The World Bank and the French Development Agency have worked with the Ogun State government to build and repair rural roads in the state.
The project called for the improvement of 125 kilometres of rural roads, the rehabilitation/backlog maintenance of 200 kilometres, the improvement of 450 kilometres on the spot, the routine maintenance of 700 kilometres of rural roads, and the construction of 100 meters of cross-drainage structures (culverts and bridges).
Aminu Mohammed, the National Coordinator of the Rural Access and Agricultural Marketing Project, revealed this through the Project’s Lead Infrastructure Engineer, Buka Abdulaziz, at a stakeholders’ workshop in Abeokuta, the State capital, on the finalisation of legislation on the establishment of the Rural Access Road Agency and the State Road Fund.
According to Mohammed, the project is being carried out in collaboration with the state Rural Access and Agricultural Marketing Project and the state Ministry of Rural Development, with the goal of reforming all rural roads in the state.
He stated that the program’s plan is to ensure quality, and he promised that no compromises would be made.
He described RAAMP as a third-generation rural access project aimed at improving rural access and agricultural marketing in participating states.
He also stated that the project would strengthen the financing and institutional foundation for effective rural road development, maintenance, and management.
“We have developed specifications for rural roads, as well as a standard,” he said. Furthermore, as part of this program, we have a quality assurance plan and a quality assurance manual, so you can be confident that the program will provide all-season roads of the highest quality.

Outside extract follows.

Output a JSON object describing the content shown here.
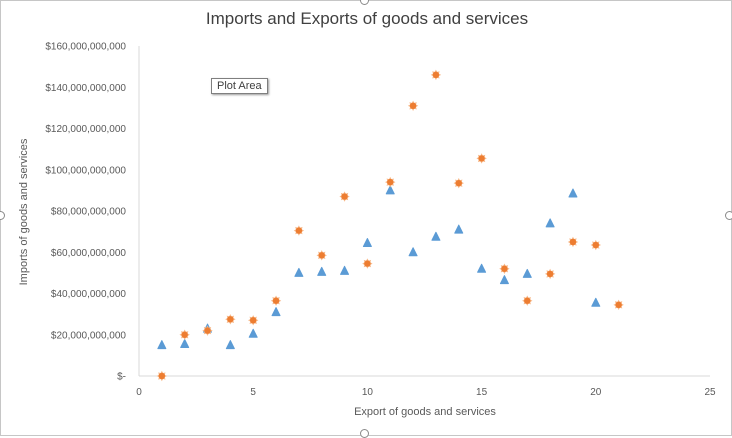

“Sustainability, on the other hand, must come from sustainable funding, and we are looking into how the private sector, the road users, can also come and play a role in maintenance management and the development of the rural roads in Ogun State, so that at the very least, the embodiment of the road users and the private sectors can raise their hands.”
“We are going to supplement the government’s effort because we know that the government now has an overburdened need for healthcare and other basic amenities, and they can even change policies, but in general, the sustainable funding, also the private sector has to come in, that’s the thinking and part of the reform.”
Jamiu Odetoogun, the state Commissioner for Rural Development, revealed that the state will make use of the interventions, which he claims will improve rural communities’ transportation systems.
He also stated that commendable efforts and mercenaries will be deployed to address the challenges of bad roads on rural roads as soon as possible.
“There is no doubt that a greater percentage of our rural roads could benefit from various interventions that will alleviate challenges for our rural dwellers on roads and improve the ease of transportation of agricultural produce from farms to markets and urban communities,” he said.
Gbenga Dairo, the state Commissioner for Transportation, also spoke, pleading for more attention to be paid to rural roads in the state, claiming that they are critical to the state’s economic development.
He went on to say that the intervention is critical in understanding the administration’s agenda.
“So this program is important, it’s interesting, and it would key into the agenda of Prince Dapo Abiodun’s administration,” he said.